A federal appeals court on Friday significantly weakened a lower court’s order restricting the Biden administration’s communications with social media companies about controversial content about COVID-19 and other topics.
The 5th US Circuit Court of Appeals in New Orleans said Friday that the White House, the Surgeon General, the Centers for Disease Control and the FBI cannot “force” social media platforms to remove posts the government doesn’t like.
However, the court rejected broader language in an order issued by a Louisiana-based federal judge on July 4 that effectively blocked several government agencies from contacting platforms such as Facebook and X (formerly Twitter) to request removal of content.
Even the appeals court’s mitigated order does not come into effect immediately. The administration has ten days to request a Supreme Court review.
Friday evening’s ruling came as part of a lawsuit filed in the Northeast Louisiana It accused administration officials of forcing platforms to remove content under the threat of possible antitrust lawsuits or changes to federal law that would shield them from lawsuits over their users’ posts.
COVID-19 vaccines, the FBI’s handling of a laptop that belonged to President Joe Biden’s son, Hunter, and election fraud allegations were among the topics covered in the lawsuit, which accused the government of threatening authorities Measures to suppress conservative viewpoints.
The states of Missouri and Louisiana filed the lawsuit, along with a conservative website owner and four people opposed to the administration’s COVID-19 policies.
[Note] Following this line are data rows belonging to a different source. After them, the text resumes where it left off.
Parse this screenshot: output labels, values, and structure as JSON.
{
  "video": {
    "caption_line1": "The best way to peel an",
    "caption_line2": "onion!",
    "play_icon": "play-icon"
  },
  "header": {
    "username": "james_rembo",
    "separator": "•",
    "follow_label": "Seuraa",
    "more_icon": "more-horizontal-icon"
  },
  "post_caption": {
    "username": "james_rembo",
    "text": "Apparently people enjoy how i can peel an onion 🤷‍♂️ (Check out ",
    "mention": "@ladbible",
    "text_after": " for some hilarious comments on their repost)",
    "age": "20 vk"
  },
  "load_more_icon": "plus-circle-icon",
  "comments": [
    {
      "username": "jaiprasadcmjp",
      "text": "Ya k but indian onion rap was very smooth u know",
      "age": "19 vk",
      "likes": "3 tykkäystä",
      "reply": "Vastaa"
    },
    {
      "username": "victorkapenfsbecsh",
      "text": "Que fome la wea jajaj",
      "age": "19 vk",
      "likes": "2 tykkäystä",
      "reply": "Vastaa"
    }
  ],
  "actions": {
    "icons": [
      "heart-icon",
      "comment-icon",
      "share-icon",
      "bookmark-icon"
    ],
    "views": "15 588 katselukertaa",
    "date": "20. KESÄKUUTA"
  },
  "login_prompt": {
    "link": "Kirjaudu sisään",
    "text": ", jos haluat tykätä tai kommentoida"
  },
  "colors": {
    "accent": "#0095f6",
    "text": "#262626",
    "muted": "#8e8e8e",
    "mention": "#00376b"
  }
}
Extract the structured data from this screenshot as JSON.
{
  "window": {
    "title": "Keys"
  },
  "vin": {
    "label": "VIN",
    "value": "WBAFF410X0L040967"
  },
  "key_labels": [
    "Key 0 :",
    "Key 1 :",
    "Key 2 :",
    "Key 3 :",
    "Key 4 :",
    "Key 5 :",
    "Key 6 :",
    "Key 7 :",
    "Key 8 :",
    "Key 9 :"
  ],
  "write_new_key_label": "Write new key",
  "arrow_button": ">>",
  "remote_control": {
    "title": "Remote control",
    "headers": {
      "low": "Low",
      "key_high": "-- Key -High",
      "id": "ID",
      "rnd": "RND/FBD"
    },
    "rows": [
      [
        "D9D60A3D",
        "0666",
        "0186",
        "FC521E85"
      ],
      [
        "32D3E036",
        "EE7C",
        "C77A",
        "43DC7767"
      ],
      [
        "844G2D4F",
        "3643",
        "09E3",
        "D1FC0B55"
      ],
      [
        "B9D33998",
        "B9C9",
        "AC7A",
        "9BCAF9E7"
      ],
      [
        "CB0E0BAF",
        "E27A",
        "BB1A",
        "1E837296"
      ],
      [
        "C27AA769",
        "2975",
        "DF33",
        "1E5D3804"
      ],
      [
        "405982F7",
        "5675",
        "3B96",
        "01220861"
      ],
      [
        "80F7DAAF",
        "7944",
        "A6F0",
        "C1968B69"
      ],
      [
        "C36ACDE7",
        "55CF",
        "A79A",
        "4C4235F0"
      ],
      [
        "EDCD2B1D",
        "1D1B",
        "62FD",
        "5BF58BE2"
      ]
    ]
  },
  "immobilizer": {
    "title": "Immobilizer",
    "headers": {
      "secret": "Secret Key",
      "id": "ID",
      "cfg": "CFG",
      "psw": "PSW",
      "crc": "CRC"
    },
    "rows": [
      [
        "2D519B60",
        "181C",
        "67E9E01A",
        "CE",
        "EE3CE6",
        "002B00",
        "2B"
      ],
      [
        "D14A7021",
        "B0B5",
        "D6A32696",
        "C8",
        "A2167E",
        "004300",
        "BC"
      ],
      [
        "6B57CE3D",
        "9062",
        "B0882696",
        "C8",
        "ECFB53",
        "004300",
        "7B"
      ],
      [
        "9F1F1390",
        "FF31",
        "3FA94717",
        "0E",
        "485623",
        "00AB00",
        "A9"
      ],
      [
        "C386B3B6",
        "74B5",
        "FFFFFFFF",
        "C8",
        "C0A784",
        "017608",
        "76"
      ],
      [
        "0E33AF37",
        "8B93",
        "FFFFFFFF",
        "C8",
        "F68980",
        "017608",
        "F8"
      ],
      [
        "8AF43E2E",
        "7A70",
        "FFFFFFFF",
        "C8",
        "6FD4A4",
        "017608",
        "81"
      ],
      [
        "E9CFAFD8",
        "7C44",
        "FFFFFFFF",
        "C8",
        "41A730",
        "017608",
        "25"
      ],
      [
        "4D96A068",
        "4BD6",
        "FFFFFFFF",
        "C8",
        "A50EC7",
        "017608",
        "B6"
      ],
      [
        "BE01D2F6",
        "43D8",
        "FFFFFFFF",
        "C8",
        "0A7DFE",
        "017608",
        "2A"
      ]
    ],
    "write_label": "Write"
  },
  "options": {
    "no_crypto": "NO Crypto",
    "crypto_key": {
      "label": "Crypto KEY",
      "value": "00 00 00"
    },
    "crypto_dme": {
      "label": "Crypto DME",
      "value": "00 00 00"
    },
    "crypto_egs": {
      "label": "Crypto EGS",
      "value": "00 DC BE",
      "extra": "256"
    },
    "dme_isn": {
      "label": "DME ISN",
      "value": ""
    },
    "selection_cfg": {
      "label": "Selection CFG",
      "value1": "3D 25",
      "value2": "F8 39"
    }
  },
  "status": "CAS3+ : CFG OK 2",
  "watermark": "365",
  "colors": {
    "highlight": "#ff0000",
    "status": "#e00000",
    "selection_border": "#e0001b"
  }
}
In an unsigned 75-page opinion, three 5th Circuit judges agreed with the plaintiffs that the government “violated the First Amendment” by at times threatening social media platforms with antitrust action or changes to the law to shield them from liability protect.
However, the court struck down much of U.S. District Judge Terry Doughty’s sweeping July 4 ruling, saying that simply encouraging the removal of content does not always cross a constitutional line.
“First of all, it is irrefutable that an injunction is too broad if it requires a defendant to engage in lawful conduct. Nine of the ten injunction bans pose exactly that risk. “Furthermore, many of the provisions are duplicative and therefore unnecessary,” Friday’s decision said.
The ruling also excluded some agencies from the order: the National Institute of Allergy and Infectious Diseases, the Cybersecurity and Infrastructure Agency and the State Department.
The case was heard by Judges Jennifer Walker Elrod and Edith Brown Clement, who were nominated to the court by former President George W. Bush; and Don Willett, nominated by the former president donald trump. Doughty was nominated by Trump for the federal bench.